One-off API responses. Tool call results (the actual JSON from a fetch, the contents of a ls -la) live in the context window for the turn and then get summarized into a one-line note in HEARTBEAT.md rather than retained verbatim. Persisting them all would blow up the workspace.
Secrets. API keys the user pasted, tokens, credentials. These never get written to disk by the agent. The encryption boundary is enforced at write time.
User regret. If the user says "actually delete that file" or "undo that commit", we let them. Persistence shouldn't be a roach motel.

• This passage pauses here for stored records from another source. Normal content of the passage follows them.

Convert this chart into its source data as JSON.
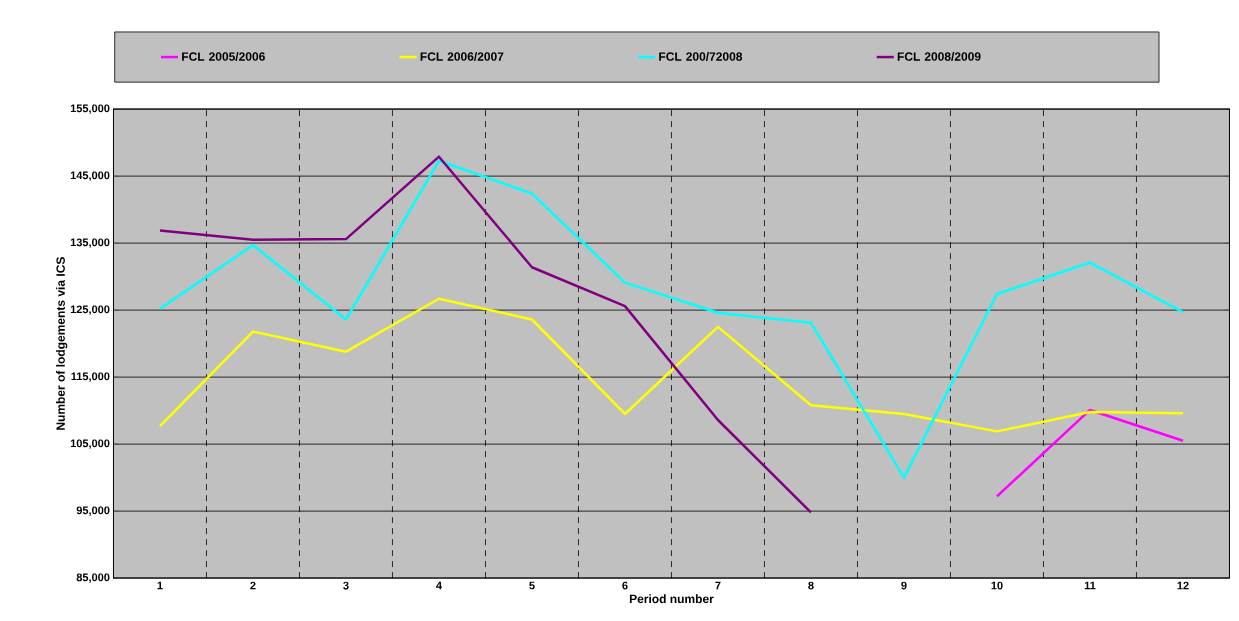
{
  "chart_data": {
    "type": "line",
    "xlabel": "Period number",
    "ylabel": "Number of lodgements via ICS",
    "categories": [
      "1",
      "2",
      "3",
      "4",
      "5",
      "6",
      "7",
      "8",
      "9",
      "10",
      "11",
      "12"
    ],
    "series": [
      {
        "name": "FCL 2005/2006",
        "color": "#ff00ff",
        "values": [
          null,
          null,
          null,
          null,
          null,
          null,
          null,
          null,
          null,
          97200,
          110100,
          105500
        ]
      },
      {
        "name": "FCL 2006/2007",
        "color": "#ffff00",
        "values": [
          107700,
          121800,
          118800,
          126700,
          123600,
          109500,
          122500,
          110800,
          109500,
          106900,
          109800,
          109600
        ]
      },
      {
        "name": "FCL 200/72008",
        "color": "#00ffff",
        "values": [
          125200,
          134700,
          123600,
          147300,
          142400,
          129100,
          124600,
          123100,
          100000,
          127400,
          132100,
          124700
        ]
      },
      {
        "name": "FCL 2008/2009",
        "color": "#800080",
        "values": [
          136900,
          135500,
          135600,
          147900,
          131400,
          125600,
          108600,
          94800,
          null,
          null,
          null,
          null
        ]
      }
    ],
    "ylim": [
      85000,
      155000
    ],
    "yticks": [
      {
        "value": 85000,
        "label": "85,000"
      },
      {
        "value": 95000,
        "label": "95,000"
      },
      {
        "value": 105000,
        "label": "105,000"
      },
      {
        "value": 115000,
        "label": "115,000"
      },
      {
        "value": 125000,
        "label": "125,000"
      },
      {
        "value": 135000,
        "label": "135,000"
      },
      {
        "value": 145000,
        "label": "145,000"
      },
      {
        "value": 155000,
        "label": "155,000"
      }
    ],
    "grid": true,
    "legend": "top",
    "marker": "none",
    "line_style": "solid"
  }
}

The principle: persist what helps the agent be coherent across time, forget what wastes context window or creates risk.

How this fails

A few honest ways persistence breaks in practice:

Workspace ownership drift. EFS / NFSv4 + container UID mismatches caused some files to become nobody:nobody-owned, which the agent then couldn't overwrite. We solved this with an EFS Access Point that forces UID 989, but it was a real bug.
Note rot. Agent-side notes (AGENTS.md, HEARTBEAT.md) can become stale if the code changes underneath them. We have a periodic sweep that re-asks the agent to audit its own notes, but it's imperfect.
Chat history bloat. A user with 2,000 messages in one app has a lot of context to replay. We only inject the last ~50 by default, summarize older content into the system prompt, and rely on the workspace + notes for older state.

What this enables

When all four layers are working, the agent behavior you get is:

Open the iOS app a week later → "where did we leave off?" → agent has the answer
Push a commit from Cursor on your Mac → next iPhone agent session knows about it
Tell the agent on Monday "we're using pnpm for this project" → on Friday it's still using pnpm
Crash a container → restart from the same EFS workspace, no loss

That's what "persistent agent" should mean. Not just "longer chat window."

If you want to see the layered model in action, start a project and come back to it a week later. Watch the agent re-orient itself. The persistence isn't a feature; it's the substrate the agent stands on.